There’s also method of ‘on the fly’ key generation from a password where the password is entered and a key is generated immediately. This is a bit immature since one key make due with an encryption algorithm that simply uses a password instead of a key.

For HTTPS, a key exchange protocol occurs. First the website sends it’s Public key and a temporary session key is established.

Block Ciphers

A Block Cipher is a symmetric encryption that works by encrypting plaintext block P with key K to produce ciphertext C. So, C = E(K, P), where E is the encryption algorithm. It also works backwards in the same fashion by having P = D(K, C), where D is the decryption algorithm.

The most famous block ciphers are AES and it’s predecessor DES, which was the standard for the US government from the 70’s well into 2005.

AES comes in 128 and 256-bit flavours but the differences between them is negligible since it is still hard to beat a 128-bit version.

A stable attack was the ‘codebook attack’ which basically allows the attacker to make a lookup table of every possible ciphertext and it’s plaintext counterpart. For a 16-bit cipher, this is pretty easy to break since you only need 2^16 * 16 = 128 kilobytes of size. Increased size would yield increased memory footprint and then it won’t be viable.

On IV, Nonce, and Keys

A Key is something that must always be secured. If it was exposed or easily derived, it would defeat the purpose of the encryption.

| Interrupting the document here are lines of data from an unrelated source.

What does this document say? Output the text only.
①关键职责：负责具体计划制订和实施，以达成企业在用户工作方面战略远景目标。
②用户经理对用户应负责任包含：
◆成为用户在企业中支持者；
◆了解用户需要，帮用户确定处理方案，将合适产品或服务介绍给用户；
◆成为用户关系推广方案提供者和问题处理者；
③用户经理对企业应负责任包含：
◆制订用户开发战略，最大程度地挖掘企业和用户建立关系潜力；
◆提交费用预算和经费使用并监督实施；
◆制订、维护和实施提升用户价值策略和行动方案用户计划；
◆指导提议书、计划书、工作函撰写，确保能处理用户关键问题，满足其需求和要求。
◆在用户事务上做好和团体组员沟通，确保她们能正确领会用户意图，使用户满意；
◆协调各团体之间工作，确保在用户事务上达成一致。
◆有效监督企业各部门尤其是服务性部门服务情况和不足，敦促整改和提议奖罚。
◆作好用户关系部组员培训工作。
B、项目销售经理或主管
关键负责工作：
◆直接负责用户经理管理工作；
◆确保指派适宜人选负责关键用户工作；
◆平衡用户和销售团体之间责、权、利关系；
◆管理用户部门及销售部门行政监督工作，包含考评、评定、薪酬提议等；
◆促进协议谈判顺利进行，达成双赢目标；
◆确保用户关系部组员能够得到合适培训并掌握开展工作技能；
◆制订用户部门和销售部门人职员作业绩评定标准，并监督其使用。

An IV, or Initialization Vector or Initial Value is the bits that would start the process of encryption. For example, a hashing function must have a fixed IV for it to be started. This IV is something that should be shared between both recipient and sender.

A Nonce is short for Number Only Used Once. The only thing needed here is that a nonce is to be used only once since using it more than one time would first of all defeat its purpose and would make the ciphertext not as random ref 2.

Stream Ciphers

A Block Cipher takes a key and mashes it with a plaintext to create a ciphertext. The reverse is possible for decryption.

A Stream Cipher takes a key and extracts pseudorandom bits from it which is XORed with the plaintext to create the ciphertext. Those pseudorandom bits are called ‘keystream’ and they are generated from a nonce N and a key K.

So a Stream Cipher SC would be:

KS = SC(K, N) C = P (XOR) KS P = C (XOR) KS

RSA

The idea here is Trapdoor Permutation. Basically a mathematical equation relating to multiplication of large integers that would prove relatively cheap to do one-way, but very expensive to do without a ‘secret exponent’ the other way.

There’re two modes for RSA: Signing and Encryption

Signing with RSA

Basically have the private key ‘sign’ a block of bytes. Now given a public-key, that block of bytes is sure to be authentic that it came from that public key.

Encryption with RSA

Have a block of bytes encrypted with a public key, where only the private key can decrypt the data

Math behind RSA

The idea works by utilizing the natural complexity of Factorization. An example of factorization is given n where n = pq and p and q are prime numbers, find out the prime numbers p and q. For example if n = 15, we would know easily that p and q are 3 and 5, but given a larger number, it becomes efficitvely very computationally heavy.

Issue with Naive RSA

The same plaintext would result in the same ciphertext, so a padding algorithm like OAEP should be utilized.

Keyed Hashing

This involves MAC (Message authentication codes) and PRF (pseudorandom Functions).

The idea here is to have a hashing function be used in concurrence with a key so as to produce a MAC. For example:

MAC = Hash(K || M)

Above is what is called a ‘secret-prefix MAC’ which basically means that the key K has the bits of message M appended to its end.

There’s also secret-suffix MAC, which is the opposite.

The idea here is to send a MAC alongside a message to authenticate it’s validity. If only the receiver and sender know the key K, the message is authenticated.

The difference between an MAC and a PRF is that the main requirement for a MAC is that, during a session, no two MACs should be similar.

PRF, however, has a stricter requirement which is that each tag should be completely non distinguishable from a random blob.

A PRF is always a MAC, but a MAC is not necessarily a PRF. one can produce a MAC from an existing MAC by simply appending one 0 bit at the end.